Por eso, Cesar recurrirá a cualquier estrategia o medio para atornillar las circunstancias y a quienes habitan/comparten su escenario (implique que David quede fuera del escenario o le integre como recurso para conseguir que ella permanezca en el escenario). Control: Cesar piensa y siente que el escenario es suyo. Ya esa misma noche la busca enfebrecidamente. En primera instancia, intentará conseguir que David abandone el escenario, y desista de sus propósitos, como un actor que abandona la escena, haciendo uso de persuasivas mentiras (Rosalie está embarazada y tienen previsto casarse, (confecciona un relato de vida que es el relato de su deseo como un muro que inercepte intrusiones).
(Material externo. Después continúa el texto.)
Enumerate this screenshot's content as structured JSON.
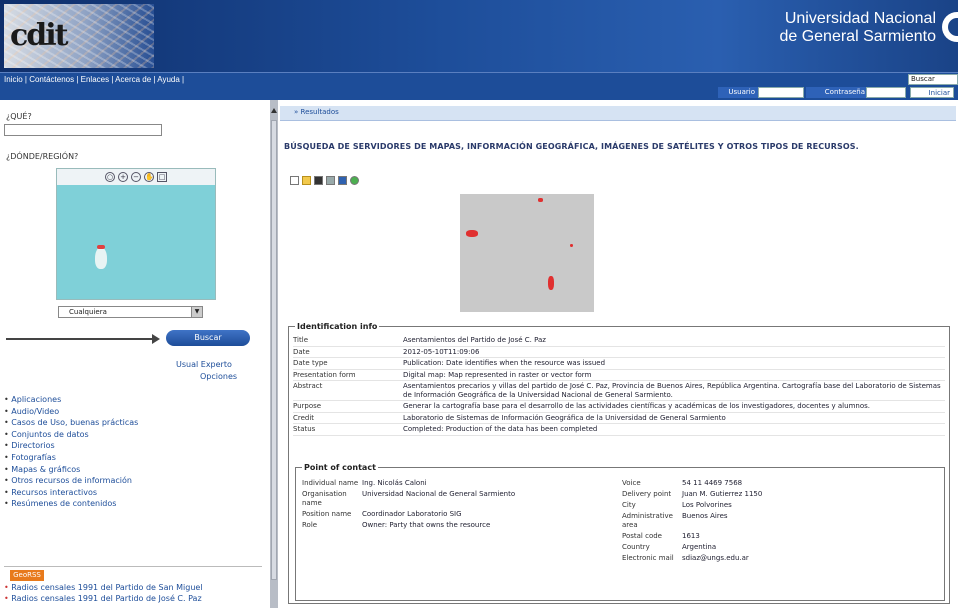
{
  "header": {
    "logo_text": "cdit",
    "university_line1": "Universidad Nacional",
    "university_line2": "de General Sarmiento"
  },
  "nav": {
    "links": "Inicio | Contáctenos | Enlaces | Acerca de | Ayuda |",
    "top_input": "Buscar",
    "user_label": "Usuario",
    "password_label": "Contraseña",
    "login_label": "Iniciar Sesión"
  },
  "sidebar": {
    "what_label": "¿QUÉ?",
    "where_label": "¿DÓNDE/REGIÓN?",
    "region_select": "Cualquiera",
    "search_button": "Buscar",
    "mode_simple": "Usual",
    "mode_expert": "Experto",
    "options_link": "Opciones",
    "categories": [
      "Aplicaciones",
      "Audio/Video",
      "Casos de Uso, buenas prácticas",
      "Conjuntos de datos",
      "Directorios",
      "Fotografías",
      "Mapas & gráficos",
      "Otros recursos de información",
      "Recursos interactivos",
      "Resúmenes de contenidos"
    ],
    "rss_badge": "GeoRSS",
    "rss_items": [
      "Radios censales 1991 del Partido de San Miguel",
      "Radios censales 1991 del Partido de José C. Paz"
    ]
  },
  "main": {
    "results_label": "Resultados",
    "page_title": "BÚSQUEDA DE SERVIDORES DE MAPAS, INFORMACIÓN GEOGRÁFICA, IMÁGENES DE SATÉLITES Y OTROS TIPOS DE RECURSOS.",
    "ident_title": "Identification info",
    "ident_rows": [
      {
        "key": "Title",
        "value": "Asentamientos del Partido de José C. Paz"
      },
      {
        "key": "Date",
        "value": "2012-05-10T11:09:06"
      },
      {
        "key": "Date type",
        "value": "Publication: Date identifies when the resource was issued"
      },
      {
        "key": "Presentation form",
        "value": "Digital map: Map represented in raster or vector form"
      },
      {
        "key": "Abstract",
        "value": "Asentamientos precarios y villas del partido de José C. Paz, Provincia de Buenos Aires, República Argentina. Cartografía base del Laboratorio de Sistemas de Información Geográfica de la Universidad Nacional de General Sarmiento."
      },
      {
        "key": "Purpose",
        "value": "Generar la cartografía base para el desarrollo de las actividades científicas y académicas de los investigadores, docentes y alumnos."
      },
      {
        "key": "Credit",
        "value": "Laboratorio de Sistemas de Información Geográfica de la Universidad de General Sarmiento"
      },
      {
        "key": "Status",
        "value": "Completed: Production of the data has been completed"
      }
    ],
    "contact_title": "Point of contact",
    "contact_left": [
      {
        "key": "Individual name",
        "value": "Ing. Nicolás Caloni"
      },
      {
        "key": "Organisation name",
        "value": "Universidad Nacional de General Sarmiento"
      },
      {
        "key": "Position name",
        "value": "Coordinador Laboratorio SIG"
      },
      {
        "key": "Role",
        "value": "Owner: Party that owns the resource"
      }
    ],
    "contact_right": [
      {
        "key": "Voice",
        "value": "54 11 4469 7568"
      },
      {
        "key": "Delivery point",
        "value": "Juan M. Gutierrez 1150"
      },
      {
        "key": "City",
        "value": "Los Polvorines"
      },
      {
        "key": "Administrative area",
        "value": "Buenos Aires"
      },
      {
        "key": "Postal code",
        "value": "1613"
      },
      {
        "key": "Country",
        "value": "Argentina"
      },
      {
        "key": "Electronic mail",
        "value": "sdiaz@ungs.edu.ar"
      }
    ]
  }
}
Cuando ella decide dejarle porque no le han gustado esas mentiras, ya que no es suya, una mera extensión de su deseo y necesidad, esto es, de su voluntad, la reacción de Cesar será la de la furia y el despecho, la reacción violenta que intenta imponerse de modo desesperado. Pasado el tiempo, recapacitará y recurrirá a otra estrategia para recuperarla. Optará por la presentación escénica razonable, comprensiva y generosa, la que no sabe de presiones sino de humildad. Pero no será suficiente, ya que aunque se reconcilien, en la mente de Rosalie queda presenta la reminiscencia de una sombra del pasado que ha sido ya cuerpo presente. Por eso, Cesar optará por una nueva estrategia que implica introducir al tercero en discordia en el escenario, porque le parece que el modo de calmar las brasas de ese fuera de campo en una Rosalie presente, pero de mente ausente, es traer al fuera de campo, David, para que sea parte integrante del mismo escenario. De repente, son tres, pero casi parece que son más bien dos, ellos, David y Cesar, por su amistad cada vez más afirmada. El relato, por ello, en su último movedizo y sinuoso tramo, responde a esa desesperada actitud de Cesar de intentar encajar las piezas de algún modo, de cualquier modo, para que parezca que todo está en su sitio, que no hay fugas, que no habrá reapariciones y desapariciones, cuerpos presentes con mentes ausentes. En suma, atornillar el agua. Por eso, el fin no puede ser una conclusión, un desenlace, como el de los relatos más ortodoxos, sino un capítulo más, una reaparición, la de ella, año y medio después, que no por ello implicará que el escenario de las relaciones se estabilizará. La incógnita y variabilidad seguirá siendo su condición definitoria. Al agua no le gusta que la enjaulen ni atornillen.